After reading The Flight of Gemma Hardy, I desperately wanted to watch a film version of Jane Eyre. Although there are dozens of excellent screen adaptions of the classic novel, such as the 2011 film featuring Michael Fassbender and Mia Wasikowska, the best version of Jane Eyre is the 1944 movie starring Orson Welles and Joan Fontaine.
Welles’ strong, multifaceted performance truly captures the extreme guilt and emotional anguish Edward Rochester suffers from his past errors. His portrayal also evokes the passionate yet tender love he feels for his daughter’s governess.
Meanwhile, Joan Fontaine’s portrayal of Jane Eyre poignantly depicts the title heroine’s vulnerability as well as her tremendous strength and courage to overcome adversity and save both herself and the man she loves. This wonderful film is a timeless classic everyone should see.
I can’t resist coming of age novels. So when I read very positive reviews in The New York Times Book Review and Entertainment Weekly, about the new bestseller The Age of Miracles by Karen Thompson Walker, I quickly snatched it up.
In her debut novel, Walker deftly blends two seemingly unrelated genres; coming of age and science fiction together to tell the story of young Julia’s burgeoning adulthood amidst global apocalypse.

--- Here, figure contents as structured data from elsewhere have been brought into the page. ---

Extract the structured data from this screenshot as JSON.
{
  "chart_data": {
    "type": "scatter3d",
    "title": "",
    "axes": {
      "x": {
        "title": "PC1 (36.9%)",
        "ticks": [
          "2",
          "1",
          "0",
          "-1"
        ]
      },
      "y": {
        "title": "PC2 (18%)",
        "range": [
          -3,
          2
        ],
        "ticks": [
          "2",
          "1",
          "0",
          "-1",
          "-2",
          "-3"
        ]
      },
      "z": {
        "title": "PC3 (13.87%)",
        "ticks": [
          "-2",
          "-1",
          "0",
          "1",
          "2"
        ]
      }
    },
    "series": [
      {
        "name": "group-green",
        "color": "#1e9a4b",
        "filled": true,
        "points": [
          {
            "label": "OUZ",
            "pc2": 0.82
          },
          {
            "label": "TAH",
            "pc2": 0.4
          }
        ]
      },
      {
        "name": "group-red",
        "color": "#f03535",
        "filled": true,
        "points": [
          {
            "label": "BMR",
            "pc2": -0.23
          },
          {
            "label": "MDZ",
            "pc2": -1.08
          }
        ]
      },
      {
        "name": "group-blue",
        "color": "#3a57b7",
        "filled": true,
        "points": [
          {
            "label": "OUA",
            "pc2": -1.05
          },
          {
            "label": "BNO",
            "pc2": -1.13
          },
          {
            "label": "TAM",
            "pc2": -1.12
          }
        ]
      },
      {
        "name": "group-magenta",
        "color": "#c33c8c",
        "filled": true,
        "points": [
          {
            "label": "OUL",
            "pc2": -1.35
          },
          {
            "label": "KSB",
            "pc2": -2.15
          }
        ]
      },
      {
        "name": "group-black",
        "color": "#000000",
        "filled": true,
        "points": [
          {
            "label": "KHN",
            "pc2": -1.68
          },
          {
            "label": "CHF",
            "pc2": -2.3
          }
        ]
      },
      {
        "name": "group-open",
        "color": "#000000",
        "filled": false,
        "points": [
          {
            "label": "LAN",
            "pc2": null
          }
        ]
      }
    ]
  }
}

As the plot unfolds through Julia’s unique viewpoint, the world’s scientists and eventually the general public discover that the Earth’s rotation has inexplicably slowed down. As a result, the days grow longer and the environment drastically changes. The “slowing” also affects gravity which causes all the birds to die and people develop strange, incurable illnesses.
Even during this worldwide catastrophe, Julia still experiences the pangs of first love, disagrees with her parents and worries about her future, This weirdly disturbing book reminded me of Ray Bradbury’s short story All Summer in a Day.